Jumping Out of the Self-Referential Box:
Certainties and Adventures in the Arts for the 21st Century


To register for the convocation, click here

Stand at the crossroads and look; ask for the ancient paths, ask where the good way is,
and walk in it, and you will find rest for your souls.

Jeremiah 6:16

Artists, both by choice and by calling, stand at the crossroads for society. Jeremiah tells those at the crossroads to seek the ancient paths and to walk in the good way. In doing so, he says, they will find rest for their souls.

Society today reflects unrest and remains isolated-in relationships, in aesthetics, in time, and in truth. To discover a unifying principle and an empowered aesthetic for a good way into the future, it is essential that we look to the past-not in a mere repetition or romantic longing for a former state, but in a rediscovery of a power that is beyond time. In the West, science, beauty, and history have been fueled by an ancient understanding of spiritual truth. That spiritual truth and the reality of God's presence in history provide hope for the future.

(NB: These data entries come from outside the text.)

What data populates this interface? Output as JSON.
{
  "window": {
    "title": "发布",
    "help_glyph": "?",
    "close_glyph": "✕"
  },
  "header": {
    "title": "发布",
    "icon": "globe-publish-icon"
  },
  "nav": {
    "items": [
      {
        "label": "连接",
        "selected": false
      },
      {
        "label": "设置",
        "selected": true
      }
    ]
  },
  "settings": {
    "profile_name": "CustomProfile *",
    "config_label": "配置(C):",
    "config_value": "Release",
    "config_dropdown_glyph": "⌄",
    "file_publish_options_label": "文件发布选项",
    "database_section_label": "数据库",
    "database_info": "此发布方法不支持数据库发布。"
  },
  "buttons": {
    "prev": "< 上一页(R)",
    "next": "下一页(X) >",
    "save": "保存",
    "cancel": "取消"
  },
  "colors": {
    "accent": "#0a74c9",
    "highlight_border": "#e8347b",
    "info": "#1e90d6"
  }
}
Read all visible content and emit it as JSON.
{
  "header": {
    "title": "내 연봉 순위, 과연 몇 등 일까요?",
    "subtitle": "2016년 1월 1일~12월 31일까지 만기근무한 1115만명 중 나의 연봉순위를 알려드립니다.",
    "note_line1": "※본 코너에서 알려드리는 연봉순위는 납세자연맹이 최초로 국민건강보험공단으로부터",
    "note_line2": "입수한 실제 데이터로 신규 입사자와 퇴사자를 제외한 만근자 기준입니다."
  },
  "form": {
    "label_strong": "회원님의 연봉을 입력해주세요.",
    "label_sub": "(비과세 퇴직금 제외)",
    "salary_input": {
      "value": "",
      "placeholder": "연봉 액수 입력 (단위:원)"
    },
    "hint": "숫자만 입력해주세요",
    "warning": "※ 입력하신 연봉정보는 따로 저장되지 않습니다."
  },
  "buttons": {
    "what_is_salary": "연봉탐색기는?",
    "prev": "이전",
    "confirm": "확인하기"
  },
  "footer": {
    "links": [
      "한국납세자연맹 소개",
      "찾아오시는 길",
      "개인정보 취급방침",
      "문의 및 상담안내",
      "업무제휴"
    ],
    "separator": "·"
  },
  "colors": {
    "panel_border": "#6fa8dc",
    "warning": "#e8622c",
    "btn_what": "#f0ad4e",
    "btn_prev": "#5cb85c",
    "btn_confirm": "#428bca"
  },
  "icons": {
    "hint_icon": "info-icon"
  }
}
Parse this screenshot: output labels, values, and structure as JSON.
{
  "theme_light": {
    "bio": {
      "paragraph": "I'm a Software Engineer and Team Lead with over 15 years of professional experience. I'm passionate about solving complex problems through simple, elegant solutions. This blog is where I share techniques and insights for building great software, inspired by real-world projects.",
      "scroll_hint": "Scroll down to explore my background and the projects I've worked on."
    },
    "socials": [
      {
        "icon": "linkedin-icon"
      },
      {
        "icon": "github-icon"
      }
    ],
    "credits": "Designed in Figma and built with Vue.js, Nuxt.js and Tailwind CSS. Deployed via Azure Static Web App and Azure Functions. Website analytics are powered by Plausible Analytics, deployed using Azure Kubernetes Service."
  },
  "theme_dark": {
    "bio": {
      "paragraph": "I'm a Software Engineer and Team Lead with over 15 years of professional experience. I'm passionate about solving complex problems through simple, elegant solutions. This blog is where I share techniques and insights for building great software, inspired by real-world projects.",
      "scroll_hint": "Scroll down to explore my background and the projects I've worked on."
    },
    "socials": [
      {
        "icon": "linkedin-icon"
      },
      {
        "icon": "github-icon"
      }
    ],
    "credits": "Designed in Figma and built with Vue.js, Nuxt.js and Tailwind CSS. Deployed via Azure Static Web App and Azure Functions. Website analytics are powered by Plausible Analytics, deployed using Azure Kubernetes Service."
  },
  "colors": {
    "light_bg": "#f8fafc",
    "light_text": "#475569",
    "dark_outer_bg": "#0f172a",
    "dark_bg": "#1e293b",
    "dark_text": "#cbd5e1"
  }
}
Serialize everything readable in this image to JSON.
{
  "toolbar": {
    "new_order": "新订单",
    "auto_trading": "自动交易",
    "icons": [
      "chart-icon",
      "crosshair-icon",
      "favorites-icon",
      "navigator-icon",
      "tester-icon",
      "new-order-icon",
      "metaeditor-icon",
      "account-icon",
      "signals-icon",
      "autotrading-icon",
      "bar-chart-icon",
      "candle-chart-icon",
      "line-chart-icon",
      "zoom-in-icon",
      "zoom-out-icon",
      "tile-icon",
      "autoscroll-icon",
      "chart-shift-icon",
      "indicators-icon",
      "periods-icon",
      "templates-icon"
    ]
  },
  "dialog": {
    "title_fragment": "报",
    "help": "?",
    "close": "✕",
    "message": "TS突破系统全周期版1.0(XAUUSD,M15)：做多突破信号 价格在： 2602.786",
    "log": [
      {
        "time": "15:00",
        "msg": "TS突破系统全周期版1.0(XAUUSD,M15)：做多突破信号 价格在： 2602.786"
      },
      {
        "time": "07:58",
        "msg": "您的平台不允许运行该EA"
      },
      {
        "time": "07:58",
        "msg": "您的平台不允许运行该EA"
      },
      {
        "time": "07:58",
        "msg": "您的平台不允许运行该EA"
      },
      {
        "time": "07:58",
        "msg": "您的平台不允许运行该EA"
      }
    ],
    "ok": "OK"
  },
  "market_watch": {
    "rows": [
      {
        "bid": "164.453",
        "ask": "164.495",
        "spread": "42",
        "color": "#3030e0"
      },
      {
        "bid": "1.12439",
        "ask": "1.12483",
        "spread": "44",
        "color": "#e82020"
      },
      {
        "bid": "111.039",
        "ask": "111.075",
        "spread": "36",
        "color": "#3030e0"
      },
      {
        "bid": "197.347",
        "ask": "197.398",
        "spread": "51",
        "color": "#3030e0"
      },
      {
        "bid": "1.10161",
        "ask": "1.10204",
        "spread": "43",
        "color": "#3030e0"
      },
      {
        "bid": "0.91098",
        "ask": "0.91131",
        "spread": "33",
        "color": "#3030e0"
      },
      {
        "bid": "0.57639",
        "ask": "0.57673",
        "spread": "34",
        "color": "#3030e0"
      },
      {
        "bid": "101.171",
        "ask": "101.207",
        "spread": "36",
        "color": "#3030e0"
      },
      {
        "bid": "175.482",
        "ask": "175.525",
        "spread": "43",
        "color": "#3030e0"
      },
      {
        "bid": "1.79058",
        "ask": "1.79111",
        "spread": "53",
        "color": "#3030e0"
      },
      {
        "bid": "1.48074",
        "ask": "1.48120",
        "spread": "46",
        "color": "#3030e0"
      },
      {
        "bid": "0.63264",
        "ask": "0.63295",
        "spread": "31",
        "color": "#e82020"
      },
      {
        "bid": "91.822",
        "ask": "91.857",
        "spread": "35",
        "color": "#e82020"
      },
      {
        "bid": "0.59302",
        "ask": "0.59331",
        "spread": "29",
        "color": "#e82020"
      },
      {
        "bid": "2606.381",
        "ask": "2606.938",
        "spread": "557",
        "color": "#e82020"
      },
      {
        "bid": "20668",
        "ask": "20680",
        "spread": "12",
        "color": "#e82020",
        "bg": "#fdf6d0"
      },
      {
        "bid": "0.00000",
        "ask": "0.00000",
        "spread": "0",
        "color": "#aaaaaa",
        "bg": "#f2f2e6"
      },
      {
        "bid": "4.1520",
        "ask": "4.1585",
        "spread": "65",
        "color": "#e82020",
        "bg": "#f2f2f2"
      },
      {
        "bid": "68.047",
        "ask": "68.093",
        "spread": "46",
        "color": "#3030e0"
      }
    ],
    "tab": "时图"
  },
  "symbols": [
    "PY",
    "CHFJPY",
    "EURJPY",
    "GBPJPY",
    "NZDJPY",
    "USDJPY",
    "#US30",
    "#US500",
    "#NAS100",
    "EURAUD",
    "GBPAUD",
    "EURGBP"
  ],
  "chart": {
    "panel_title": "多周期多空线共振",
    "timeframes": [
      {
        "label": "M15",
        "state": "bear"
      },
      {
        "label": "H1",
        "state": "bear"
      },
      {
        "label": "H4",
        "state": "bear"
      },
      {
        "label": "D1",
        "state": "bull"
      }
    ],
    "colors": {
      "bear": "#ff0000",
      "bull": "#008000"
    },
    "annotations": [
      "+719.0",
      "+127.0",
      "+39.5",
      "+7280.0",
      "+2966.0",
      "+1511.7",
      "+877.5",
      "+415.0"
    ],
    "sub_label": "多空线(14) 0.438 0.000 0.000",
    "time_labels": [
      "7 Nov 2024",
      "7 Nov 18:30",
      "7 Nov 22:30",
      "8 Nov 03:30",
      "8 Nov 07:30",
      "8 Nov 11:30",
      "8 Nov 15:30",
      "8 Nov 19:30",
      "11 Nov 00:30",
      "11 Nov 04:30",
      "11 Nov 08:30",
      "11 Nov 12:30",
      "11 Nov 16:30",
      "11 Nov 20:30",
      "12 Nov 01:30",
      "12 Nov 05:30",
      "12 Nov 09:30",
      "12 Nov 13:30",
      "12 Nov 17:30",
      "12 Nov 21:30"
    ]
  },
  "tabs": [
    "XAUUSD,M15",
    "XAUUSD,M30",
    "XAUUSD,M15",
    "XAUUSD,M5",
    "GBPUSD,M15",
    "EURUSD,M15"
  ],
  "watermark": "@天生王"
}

What are the crossroads of our society? What is there to hope for beyond modernism in the 21st century? How can artists and lovers of truth be empowered to redeem the next generation? The following issues and questions are at the heart of our cultural crisis:

1. How do unity and diversity work in a world of sameness?
2. How do we hold to the importance and integrity of beauty in the face of overwhelming human need?
3. How do we identify certainties when all truths are viewed as equal?
4. How are we to view our bodies-are they objects to be worshipped, or messengers of love, complementation, and transcendence?
5. What role does tradition have in future creation?
6. How does our vocation become a holy calling?

The audacious assertion of this convocation is that there are answers to these questions, and they are found in something that is very familiar yet has been robbed of its power. Traditional symbols of goodness, truth, and beauty have been emptied of meaning by the machinations of modernism and post-modern perspectives. Discovering the past is like digging for diamonds-it has to be brought out from the depths, polished, and set in the times in which we live. That is most powerfully done through artistic works in all their forms.

The convocation in Washington, D.C., May 18-19, 2007, is an in-time catalyst for the beginning of a larger conversation that will make the answers to these questions a reality. The dimensions of that ongoing conversation will prove to have eternal rewards-not just for artists, but for thoughtful and engaged participants in our world.